To add some color: Without much difficulty I was able to build a small POP3 server by describing the protocol as a Ragel grammar with the verbs implemented as semantic actions (a small amount of Go). It reads very nicely compared to a hand-built version of the same thing. The only real downside I found was that it was hard to tell what's wrong when your grammar isn't behaving as expected but no worse than other parser generators I've used.
There are a lot of advantages to a declarative approach, and a lot of risks and problems with hand written parsers and state machines.
A good example is the http code Zed wrote with ragel. From what I remember it was contracted by verisign because they wanted an implementation that actually followed the spec in detail, unlike all other code available at the time. That ragel code has been reused by a lot of embedded http servers in many languages now.
The thing I keep finding problematic about declarative approaches is that nobody knows them. That means if you're not a lone wolf on a project, the people editing your declarative state machine are going to be unfamiliar with it. Aside from the complaints that gives (and the "look I rewrote it" issues), that means they make mistakes and don't understand what happens.

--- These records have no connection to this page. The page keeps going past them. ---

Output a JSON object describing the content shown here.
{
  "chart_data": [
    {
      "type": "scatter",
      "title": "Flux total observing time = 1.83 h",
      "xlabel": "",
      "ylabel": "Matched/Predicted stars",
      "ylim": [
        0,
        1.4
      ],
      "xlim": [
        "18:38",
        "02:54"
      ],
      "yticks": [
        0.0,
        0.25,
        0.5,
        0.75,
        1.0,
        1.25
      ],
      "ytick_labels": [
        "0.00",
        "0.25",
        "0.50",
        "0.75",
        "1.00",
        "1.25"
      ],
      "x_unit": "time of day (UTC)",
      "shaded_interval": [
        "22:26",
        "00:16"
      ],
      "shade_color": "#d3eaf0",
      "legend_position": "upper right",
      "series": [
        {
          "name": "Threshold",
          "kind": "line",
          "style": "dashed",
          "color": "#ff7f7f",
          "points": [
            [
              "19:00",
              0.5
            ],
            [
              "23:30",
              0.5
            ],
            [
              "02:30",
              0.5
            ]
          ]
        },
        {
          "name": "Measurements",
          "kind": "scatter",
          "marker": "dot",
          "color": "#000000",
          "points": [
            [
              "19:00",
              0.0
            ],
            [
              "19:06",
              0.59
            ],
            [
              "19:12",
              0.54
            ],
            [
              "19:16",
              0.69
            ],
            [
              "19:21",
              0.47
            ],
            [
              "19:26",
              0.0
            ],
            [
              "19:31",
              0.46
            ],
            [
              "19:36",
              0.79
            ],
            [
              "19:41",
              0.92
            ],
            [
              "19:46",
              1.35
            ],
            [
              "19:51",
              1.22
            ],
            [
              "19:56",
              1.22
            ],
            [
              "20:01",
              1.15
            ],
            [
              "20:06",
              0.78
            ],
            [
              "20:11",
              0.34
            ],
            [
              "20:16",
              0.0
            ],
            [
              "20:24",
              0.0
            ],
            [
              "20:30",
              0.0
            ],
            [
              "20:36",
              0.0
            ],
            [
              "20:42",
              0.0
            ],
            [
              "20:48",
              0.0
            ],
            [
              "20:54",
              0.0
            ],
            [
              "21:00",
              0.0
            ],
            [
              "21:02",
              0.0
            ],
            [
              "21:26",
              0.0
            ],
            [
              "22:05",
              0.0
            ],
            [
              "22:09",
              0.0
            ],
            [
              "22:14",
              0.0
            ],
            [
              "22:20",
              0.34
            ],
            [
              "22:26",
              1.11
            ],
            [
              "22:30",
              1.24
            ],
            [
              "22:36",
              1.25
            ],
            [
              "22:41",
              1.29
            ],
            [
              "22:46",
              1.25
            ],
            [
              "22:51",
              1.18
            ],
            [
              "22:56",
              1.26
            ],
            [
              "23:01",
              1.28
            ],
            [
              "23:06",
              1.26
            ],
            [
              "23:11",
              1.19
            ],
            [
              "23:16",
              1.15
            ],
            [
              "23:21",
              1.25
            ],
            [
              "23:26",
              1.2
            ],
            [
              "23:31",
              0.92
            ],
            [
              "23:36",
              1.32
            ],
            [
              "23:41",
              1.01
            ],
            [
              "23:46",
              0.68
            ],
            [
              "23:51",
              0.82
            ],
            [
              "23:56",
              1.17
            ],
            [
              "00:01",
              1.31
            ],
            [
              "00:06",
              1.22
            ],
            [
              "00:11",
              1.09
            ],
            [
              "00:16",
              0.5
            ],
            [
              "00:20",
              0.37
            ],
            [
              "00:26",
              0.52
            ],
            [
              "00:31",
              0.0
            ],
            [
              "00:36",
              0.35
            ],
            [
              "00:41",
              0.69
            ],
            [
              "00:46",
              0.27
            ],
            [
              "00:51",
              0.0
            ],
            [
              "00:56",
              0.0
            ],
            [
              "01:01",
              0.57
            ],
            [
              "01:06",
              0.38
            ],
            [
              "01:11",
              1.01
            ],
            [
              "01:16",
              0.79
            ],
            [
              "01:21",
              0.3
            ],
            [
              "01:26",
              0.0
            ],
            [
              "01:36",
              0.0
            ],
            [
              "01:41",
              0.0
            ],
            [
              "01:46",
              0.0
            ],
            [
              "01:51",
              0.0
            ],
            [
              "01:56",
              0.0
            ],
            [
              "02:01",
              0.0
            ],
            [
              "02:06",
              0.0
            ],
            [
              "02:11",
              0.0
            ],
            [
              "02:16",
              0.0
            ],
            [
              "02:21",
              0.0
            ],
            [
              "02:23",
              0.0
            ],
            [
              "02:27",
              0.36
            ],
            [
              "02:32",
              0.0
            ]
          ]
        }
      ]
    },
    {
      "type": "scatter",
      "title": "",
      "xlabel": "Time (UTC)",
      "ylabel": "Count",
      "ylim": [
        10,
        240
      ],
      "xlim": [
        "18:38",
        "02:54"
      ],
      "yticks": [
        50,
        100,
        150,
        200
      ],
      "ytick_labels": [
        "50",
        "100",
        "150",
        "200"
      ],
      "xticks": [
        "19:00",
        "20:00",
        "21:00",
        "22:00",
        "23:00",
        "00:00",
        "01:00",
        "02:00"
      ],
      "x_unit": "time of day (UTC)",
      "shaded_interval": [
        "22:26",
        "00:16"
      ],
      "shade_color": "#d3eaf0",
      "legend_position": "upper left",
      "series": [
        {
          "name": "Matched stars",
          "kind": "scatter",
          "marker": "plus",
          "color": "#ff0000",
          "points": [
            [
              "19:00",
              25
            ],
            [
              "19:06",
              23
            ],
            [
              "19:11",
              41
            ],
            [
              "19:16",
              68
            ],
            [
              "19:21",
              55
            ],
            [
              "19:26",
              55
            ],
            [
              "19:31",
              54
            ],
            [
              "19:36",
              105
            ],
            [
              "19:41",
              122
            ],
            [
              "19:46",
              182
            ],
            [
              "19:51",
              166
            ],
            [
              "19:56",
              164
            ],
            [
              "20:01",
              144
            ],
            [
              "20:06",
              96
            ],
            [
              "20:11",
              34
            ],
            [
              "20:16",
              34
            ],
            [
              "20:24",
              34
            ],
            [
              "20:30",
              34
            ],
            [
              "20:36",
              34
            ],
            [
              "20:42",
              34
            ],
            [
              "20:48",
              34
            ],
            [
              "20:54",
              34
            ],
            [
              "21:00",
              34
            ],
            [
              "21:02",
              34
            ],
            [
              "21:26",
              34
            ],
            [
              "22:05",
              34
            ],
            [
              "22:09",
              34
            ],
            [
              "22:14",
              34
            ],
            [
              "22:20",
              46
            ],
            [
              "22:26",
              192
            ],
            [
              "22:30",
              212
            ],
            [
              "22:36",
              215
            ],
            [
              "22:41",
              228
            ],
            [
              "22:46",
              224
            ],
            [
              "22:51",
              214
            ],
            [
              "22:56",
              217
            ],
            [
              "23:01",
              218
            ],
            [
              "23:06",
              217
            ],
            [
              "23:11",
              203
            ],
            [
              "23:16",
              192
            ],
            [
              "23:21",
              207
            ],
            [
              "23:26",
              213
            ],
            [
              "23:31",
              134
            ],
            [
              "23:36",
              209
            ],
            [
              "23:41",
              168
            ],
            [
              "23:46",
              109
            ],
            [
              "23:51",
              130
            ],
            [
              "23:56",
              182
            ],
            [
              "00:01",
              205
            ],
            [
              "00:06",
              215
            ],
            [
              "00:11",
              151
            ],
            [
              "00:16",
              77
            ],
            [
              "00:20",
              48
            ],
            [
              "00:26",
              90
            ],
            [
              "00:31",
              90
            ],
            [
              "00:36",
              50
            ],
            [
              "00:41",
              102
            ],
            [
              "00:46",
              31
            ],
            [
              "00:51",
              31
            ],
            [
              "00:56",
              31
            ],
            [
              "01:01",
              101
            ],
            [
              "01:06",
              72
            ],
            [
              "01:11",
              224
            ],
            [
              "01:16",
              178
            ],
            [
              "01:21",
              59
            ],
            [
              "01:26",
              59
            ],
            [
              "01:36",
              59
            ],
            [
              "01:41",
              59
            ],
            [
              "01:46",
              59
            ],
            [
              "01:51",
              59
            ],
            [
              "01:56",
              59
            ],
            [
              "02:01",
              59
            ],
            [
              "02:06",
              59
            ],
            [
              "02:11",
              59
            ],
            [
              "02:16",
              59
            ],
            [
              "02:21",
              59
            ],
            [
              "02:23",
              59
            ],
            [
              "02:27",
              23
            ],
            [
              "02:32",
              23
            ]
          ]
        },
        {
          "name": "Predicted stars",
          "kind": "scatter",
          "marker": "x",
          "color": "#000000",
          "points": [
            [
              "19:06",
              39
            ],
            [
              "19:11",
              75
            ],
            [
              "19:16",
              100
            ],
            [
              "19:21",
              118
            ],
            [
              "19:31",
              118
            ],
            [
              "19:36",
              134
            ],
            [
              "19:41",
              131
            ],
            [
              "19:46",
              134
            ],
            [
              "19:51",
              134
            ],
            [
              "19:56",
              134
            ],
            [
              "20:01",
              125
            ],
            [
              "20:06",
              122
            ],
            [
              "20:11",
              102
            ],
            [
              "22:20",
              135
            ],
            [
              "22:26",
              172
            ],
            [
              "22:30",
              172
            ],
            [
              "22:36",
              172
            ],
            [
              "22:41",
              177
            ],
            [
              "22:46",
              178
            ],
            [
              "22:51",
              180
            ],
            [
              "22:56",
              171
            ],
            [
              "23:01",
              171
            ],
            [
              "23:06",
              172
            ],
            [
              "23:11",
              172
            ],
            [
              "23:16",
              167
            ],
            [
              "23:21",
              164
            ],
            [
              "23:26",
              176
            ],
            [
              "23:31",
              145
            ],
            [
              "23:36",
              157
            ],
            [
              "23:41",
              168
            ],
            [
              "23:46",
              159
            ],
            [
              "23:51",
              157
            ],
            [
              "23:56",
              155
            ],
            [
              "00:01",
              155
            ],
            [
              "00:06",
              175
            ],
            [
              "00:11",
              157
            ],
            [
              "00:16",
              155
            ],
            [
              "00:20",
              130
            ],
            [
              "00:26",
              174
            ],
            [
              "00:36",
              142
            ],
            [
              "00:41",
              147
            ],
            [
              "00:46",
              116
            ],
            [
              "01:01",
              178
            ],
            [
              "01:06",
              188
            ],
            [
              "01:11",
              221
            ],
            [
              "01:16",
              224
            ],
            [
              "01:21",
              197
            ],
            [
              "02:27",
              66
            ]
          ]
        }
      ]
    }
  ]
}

So they don't last. They're not all that maintainable in real teams. My experiences are mostly with ANTLR code (which has a debugger and lots of tooling and isn't that hard at all).
Same reason you would want to use yacc to write a parser. A grammar annotated with code is a nice way to express a parser. If the language happens to be regular, you can use ragel to generate a directly executable deterministic state machine. The code is simple and fast.